His drawings embrace the scenic view from an airplane window, automobiles and pop iconography; Perez thinks of tradition’s greatest celebrities as dwelling symbols of society. Viewers will acknowledge acquainted personalities depicted in his drawings — Lindsay Lohan, Justin Bieber, Miley Cyrus — and Perez contains contextual clues to the supply of his imagery by together with hashtags and “like” counts. His Miley Cyrus drawing started with an Instagram put up of the singer consuming a banana, which he seen was favored by none apart from New York Times artwork critic Roberta Smith.

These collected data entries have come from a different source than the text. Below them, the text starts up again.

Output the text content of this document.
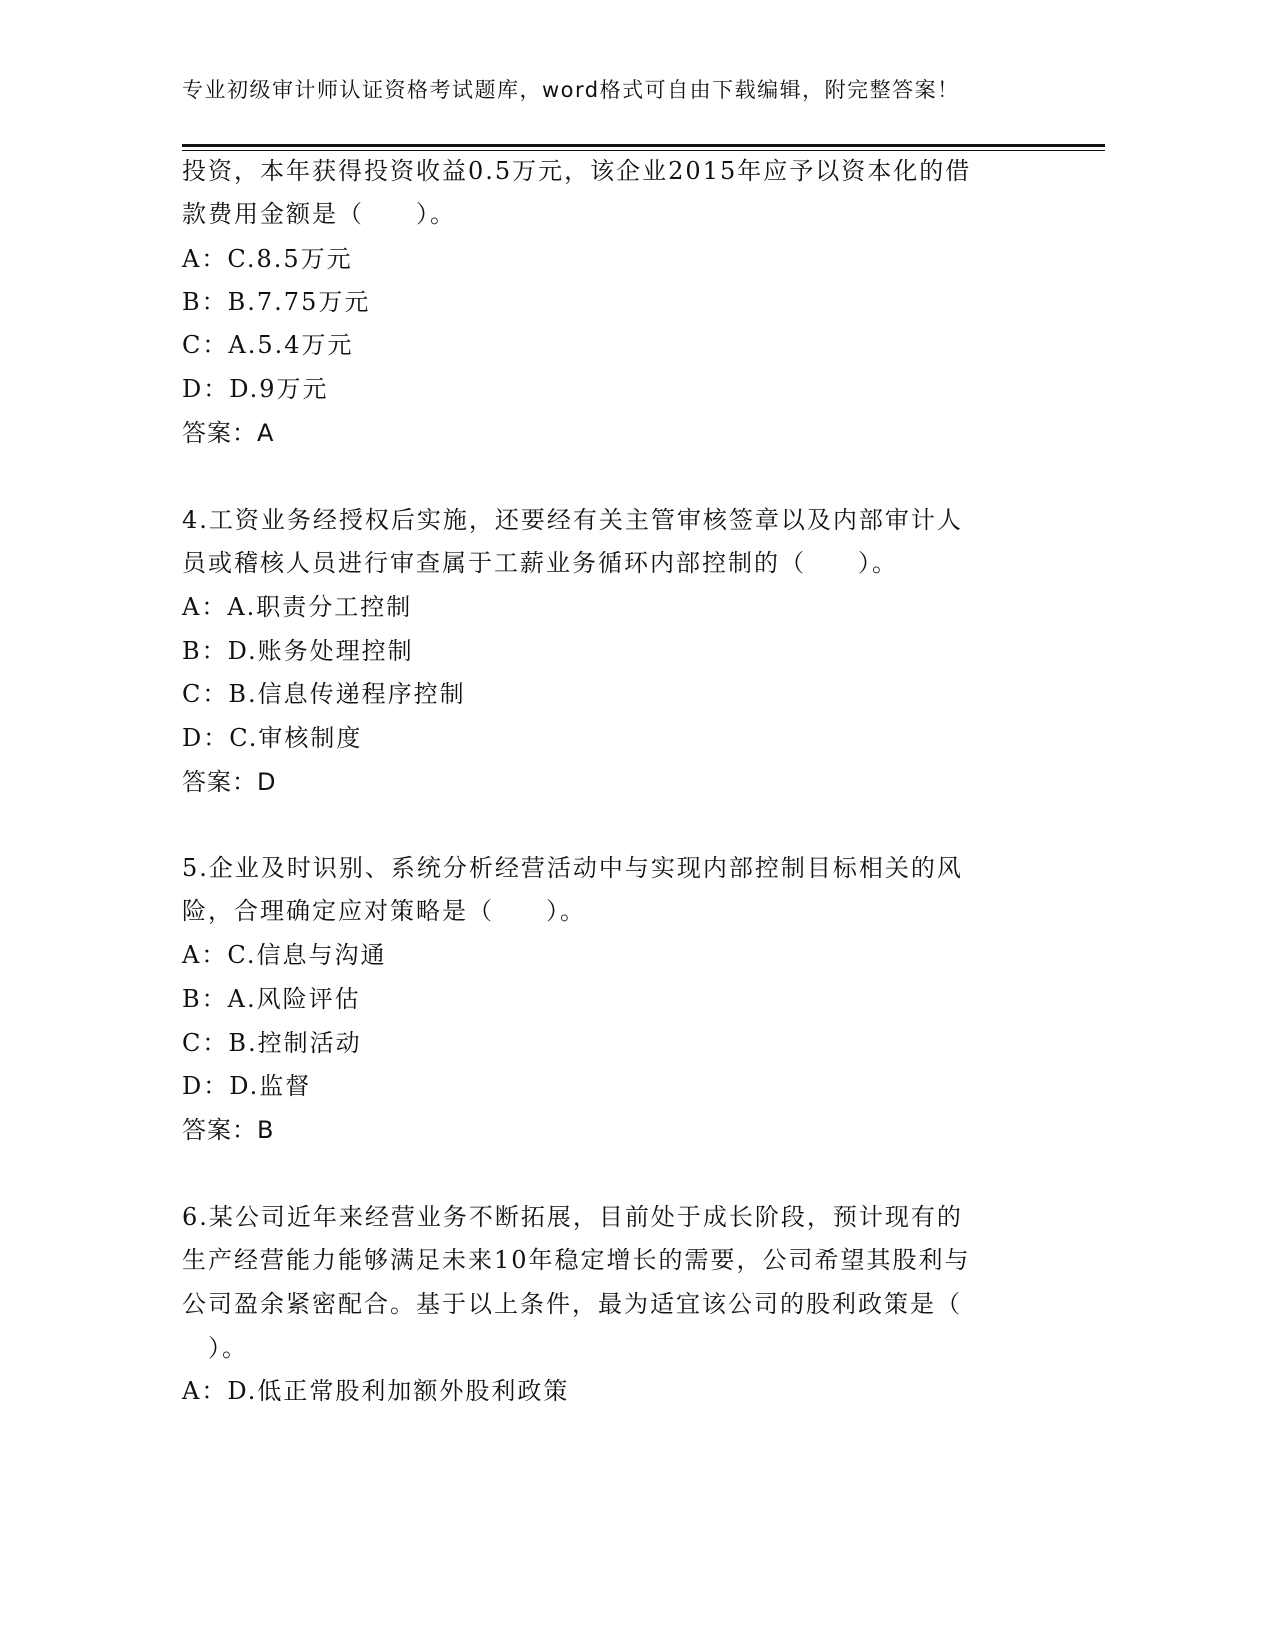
专业初级审计师认证资格考试题库，word格式可自由下载编辑，附完整答案！
投资，本年获得投资收益0.5万元，该企业2015年应予以资本化的借
款费用金额是（　　）。
A：C.8.5万元
B：B.7.75万元
C：A.5.4万元
D：D.9万元
答案：A
4.工资业务经授权后实施，还要经有关主管审核签章以及内部审计人
员或稽核人员进行审查属于工薪业务循环内部控制的（　　）。
A：A.职责分工控制
B：D.账务处理控制
C：B.信息传递程序控制
D：C.审核制度
答案：D
5.企业及时识别、系统分析经营活动中与实现内部控制目标相关的风
险，合理确定应对策略是（　　）。
A：C.信息与沟通
B：A.风险评估
C：B.控制活动
D：D.监督
答案：B
6.某公司近年来经营业务不断拓展，目前处于成长阶段，预计现有的
生产经营能力能够满足未来10年稳定增长的需要，公司希望其股利与
公司盈余紧密配合。基于以上条件，最为适宜该公司的股利政策是（
　）。
A：D.低正常股利加额外股利政策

“Roberta Smith, who’s probably one of the greatest art critics, in this time she’s also looking at someone like Miley Cyrus, like as I was. It makes me feel like I’m part of a bigger world,” says Perez, who added hen imagery and a T-shirt slogan he noticed somebody carrying on the grocery retailer — “Hell Is Other People” — into the piece.
Enoc Perez, “Untitled (other people).”
Courtesy
Perez splits his time between his studios in Astoria and East Hampton, though he spent nearly all of the pandemic understanding east. He has two younger sons, and located himself most efficient at evening, when everybody else had gone to sleep. “It took me back to my student years, because I used to work at night when I was in my early twenties,” he says, including that the restrictions additionally pushed him to give attention to smaller-scale tasks. “So that was kind of refreshing for me.”

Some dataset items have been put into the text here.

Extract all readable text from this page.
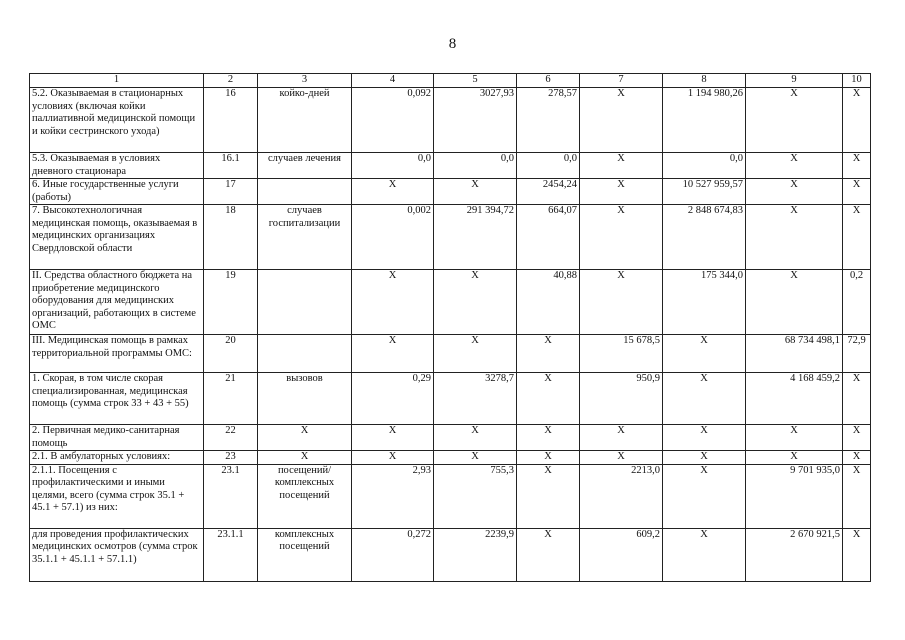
8
1	2	3	4	5	6	7	8	9	10
5.2. Оказываемая в стационарных условиях (включая койки паллиативной медицинской помощи и койки сестринского ухода)	16	койко-дней	0,092	3027,93	278,57	X	1 194 980,26	X	X
5.3. Оказываемая в условиях дневного стационара	16.1	случаев лечения	0,0	0,0	0,0	X	0,0	X	X
6. Иные государственные услуги (работы)	17		X	X	2454,24	X	10 527 959,57	X	X
7. Высокотехнологичная медицинская помощь, оказываемая в медицинских организациях Свердловской области	18	случаев госпитализации	0,002	291 394,72	664,07	X	2 848 674,83	X	X
II. Средства областного бюджета на приобретение медицинского оборудования для медицинских организаций, работающих в системе ОМС	19		X	X	40,88	X	175 344,0	X	0,2
III. Медицинская помощь в рамках территориальной программы ОМС:	20		X	X	X	15 678,5	X	68 734 498,1	72,9
1. Скорая, в том числе скорая специализированная, медицинская помощь (сумма строк 33 + 43 + 55)	21	вызовов	0,29	3278,7	X	950,9	X	4 168 459,2	X
2. Первичная медико-санитарная помощь	22	X	X	X	X	X	X	X	X
2.1. В амбулаторных условиях:	23	X	X	X	X	X	X	X	X
2.1.1. Посещения с профилактическими и иными целями, всего (сумма строк 35.1 + 45.1 + 57.1) из них:	23.1	посещений/ комплексных посещений	2,93	755,3	X	2213,0	X	9 701 935,0	X
для проведения профилактических медицинских осмотров (сумма строк 35.1.1 + 45.1.1 + 57.1.1)	23.1.1	комплексных посещений	0,272	2239,9	X	609,2	X	2 670 921,5	X
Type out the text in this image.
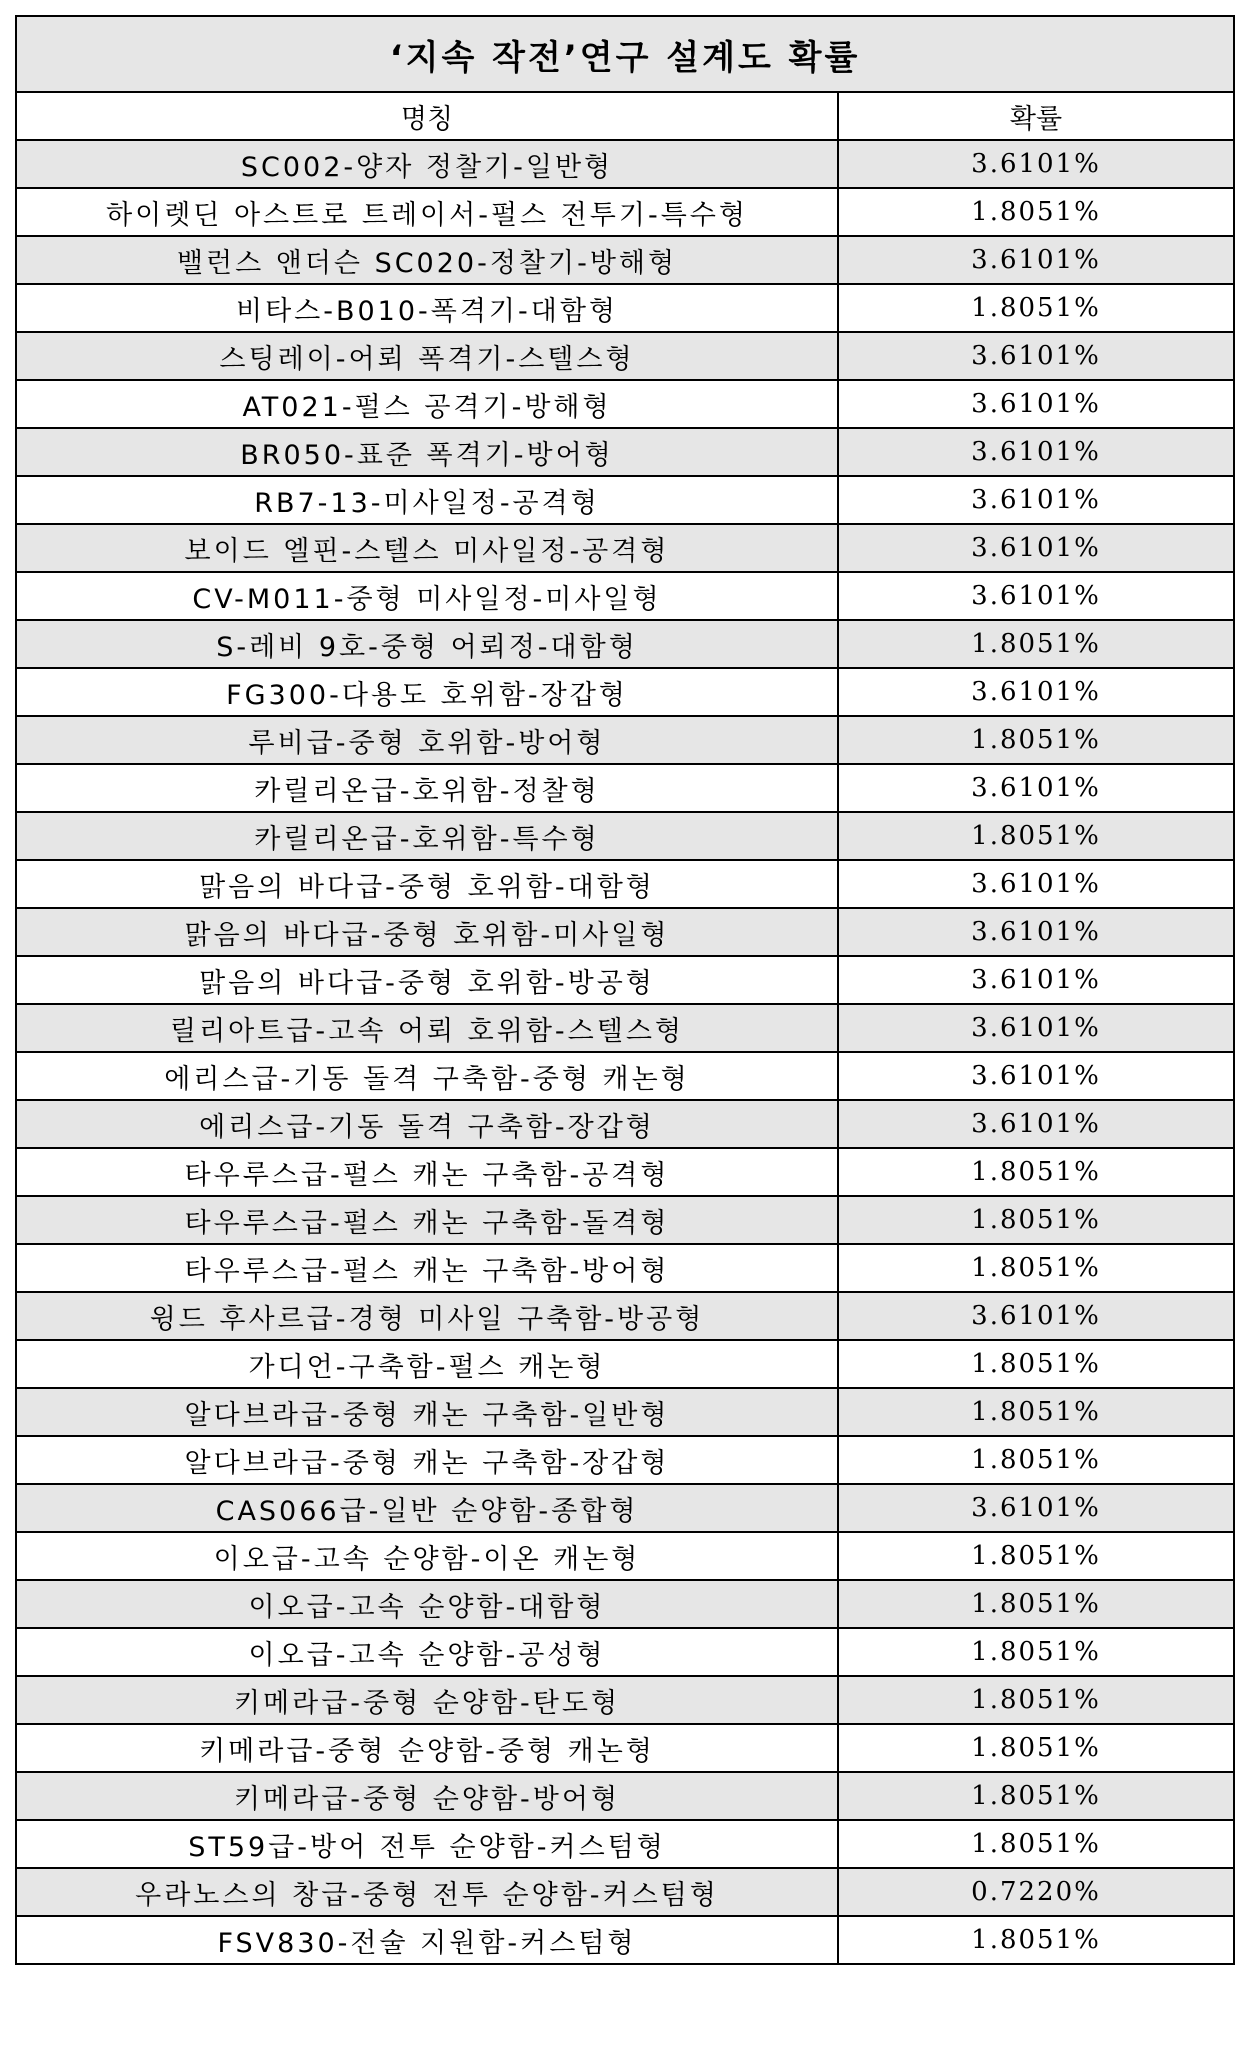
‘지속 작전’연구 설계도 확률	
명칭	확률
SC002-양자 정찰기-일반형	3.6101%
하이렛딘 아스트로 트레이서-펄스 전투기-특수형	1.8051%
밸런스 앤더슨 SC020-정찰기-방해형	3.6101%
비타스-B010-폭격기-대함형	1.8051%
스팅레이-어뢰 폭격기-스텔스형	3.6101%
AT021-펄스 공격기-방해형	3.6101%
BR050-표준 폭격기-방어형	3.6101%
RB7-13-미사일정-공격형	3.6101%
보이드 엘핀-스텔스 미사일정-공격형	3.6101%
CV-M011-중형 미사일정-미사일형	3.6101%
S-레비 9호-중형 어뢰정-대함형	1.8051%
FG300-다용도 호위함-장갑형	3.6101%
루비급-중형 호위함-방어형	1.8051%
카릴리온급-호위함-정찰형	3.6101%
카릴리온급-호위함-특수형	1.8051%
맑음의 바다급-중형 호위함-대함형	3.6101%
맑음의 바다급-중형 호위함-미사일형	3.6101%
맑음의 바다급-중형 호위함-방공형	3.6101%
릴리아트급-고속 어뢰 호위함-스텔스형	3.6101%
에리스급-기동 돌격 구축함-중형 캐논형	3.6101%
에리스급-기동 돌격 구축함-장갑형	3.6101%
타우루스급-펄스 캐논 구축함-공격형	1.8051%
타우루스급-펄스 캐논 구축함-돌격형	1.8051%
타우루스급-펄스 캐논 구축함-방어형	1.8051%
윙드 후사르급-경형 미사일 구축함-방공형	3.6101%
가디언-구축함-펄스 캐논형	1.8051%
알다브라급-중형 캐논 구축함-일반형	1.8051%
알다브라급-중형 캐논 구축함-장갑형	1.8051%
CAS066급-일반 순양함-종합형	3.6101%
이오급-고속 순양함-이온 캐논형	1.8051%
이오급-고속 순양함-대함형	1.8051%
이오급-고속 순양함-공성형	1.8051%
키메라급-중형 순양함-탄도형	1.8051%
키메라급-중형 순양함-중형 캐논형	1.8051%
키메라급-중형 순양함-방어형	1.8051%
ST59급-방어 전투 순양함-커스텀형	1.8051%
우라노스의 창급-중형 전투 순양함-커스텀형	0.7220%
FSV830-전술 지원함-커스텀형	1.8051%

Memorial Day Weekend can be the final likelihood to take a look at his solo exhibition “Paradise” at Guild Hall in East Hampton. The present, which closes on May 31, explores the devastating impact of latest pure disasters in Puerto Rico. The works are additionally an investigation into his personal identification, and the way its been affected by xenophobia lately. Several works within the present (and on view at Skarstedt) are primarily based on a T-shirt design, with the picture replicated time and again on high of itself.
“It’s about how much paint I can throw on that canvas and keep an image that is legible,” says Perez. “And it’s the same for what’s happened with my identity as a Puerto Rican American. How much can you take and keep yourself legible in one piece?”
Enoc Perez, “Untitled (black-pink-brown).”